BertGCN: Transductive Text Classification by Combining GCN and BERT
Yuxiao Lin, Yuxian Meng, Xiaofei Sun, Qinghong Han, Kun Kuang, Jiwei Li, Fei Wu
Introduction
Text classification is a core task in natural language processing (NLP) and has been used in many real-world applications such as spam detection (Wang, 2010) and opinion mining (Bakshi et al., 2016). Transductive learning (Vapnik, 1998) is a particular method for text classification which makes use of both labeled and unlabeled examples in the training process. Graph neural networks (GNNs) serve as an effective approach for transductive learning (Yao et al., 2019; Liu et al., 2020). In these works, a graph is constructed to model the relationship between documents. Nodes in the graph represent text units such as words and documents, while edges are constructed based on the semantic similarity between nodes. GNNs are then applied to the graph to perform node classification. The merits of GNNs and transductive learning are as follows: (1) the decision for an instance (both training and test) does not depend merely on itself, but also its neighbors. This makes the model more immune to data outliers; (2) at the training time, since the model propagates influence from supervised labels across both training and test instances through graph edges, unlabeled data also contributes to the process of representation learning, and consequently higher performances.
Large-scale pretraining has recently demonstrated their effectiveness on a variety of NLP tasks (Devlin et al., 2018; Liu et al., 2019). Trained on large-scale unlabeled corpora in an unsupervised manner, large-scale pretrained models are able to learn implicit but rich text semantics in language at scale. Intuitively, large-scale pretrained models have potentials to benefit transductive learning. However, existing models for transductive text classification (Yao et al., 2019; Liu et al., 2020) did not take large-scale pretraining into consideration, and its effectiveness still remains unclear.
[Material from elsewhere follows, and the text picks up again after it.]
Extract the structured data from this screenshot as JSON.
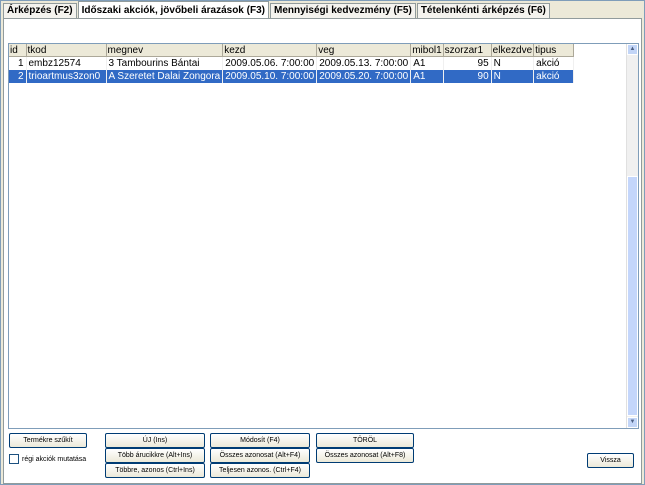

In this work, we propose BertGCN, a model that combines the advantages of both large-scale pretraining and transductive learning for text classification. BertGCN constructs a heterogeneous graph for the corpus with node being word or document, and node embeddings are initialized with pretrained BERT representations, and uses graph convolutional networks (GCN) for classification. By jointly training the BERT and GCN modules, the proposed model is able to leverage the advantages of both worlds: large-scale pretraining which takes the advantage of the massive amount of raw data and transductive learning which jointly learns representations for both training data and unlabeled test data by propagating label influence through graph edges. The proposed BertGCN model successfully combines the powers of large-scale pretraining and graph networks, and achieves new state-of-the-art performances on a wide range of text classification datasets.
Related Work
Graph neural networks (GNNs) are connectionist models that capture dependencies and relations between graph nodes via message passing through edges that connect nodes (Scarselli et al., 2008; Hamilton et al., 2017; Xu et al., 2018). GNNs are practically categorized into (Wu et al., 2020): graph convolutional networks (Kipf and Welling, 2016a; Wu et al., 2019), graph attention networks (Veličković et al., 2017; Zhang et al., 2018a), graph auto-encoder (Cao et al., 2016; Kipf and Welling, 2016b), graph generative networks (De Cao and Kipf, 2018; Li et al., 2018b) and graph spatial-temporal networks (Li et al., 2017; Yu et al., 2017). GNNs serve as powerful tools to utilize the relationship between different objects, and have been applied to various domains such as traffic prediction (Yu et al., 2018; Zhang et al., 2018a) and recommendation (Zhang et al., 2020; Monti et al., 2017). In the context of NLP, GNNs have achieved remarkable successes across a wide range of end tasks such as relation extraction (Zhang et al., 2018b), semantic role labeling (Marcheggiani and Titov, 2017), data-to-text generation (Marcheggiani and Perez-Beltrachini, 2018), machine translation (Bastings et al., 2017) and question answering (Song et al., 2018; De Cao et al., 2018).
The prevalence of neural networks has motivated a diverse array of works on developing neural models for text classification. Different neural model architectures (Kim, 2014; Zhou et al., 2015; Radford et al., 2018; Chai et al., 2020) have demonstrated their effectiveness against traditional statistical feature based methods (Wallach, 2006). Other works leverage label embeddings and jointly train them along with input texts (Wang et al., 2018; Pappas and Henderson, 2019). More recently, the success achieved by large-scale pretraining models has spurred great interests in adapting the large-scale pretraining framework (Devlin et al., 2018) into text classification (Reimers and Gurevych, 2019), leading to remarkable progressive on few-shot (Mukherjee and Awadallah, 2020) and zero-shot (Ye et al., 2020) learning.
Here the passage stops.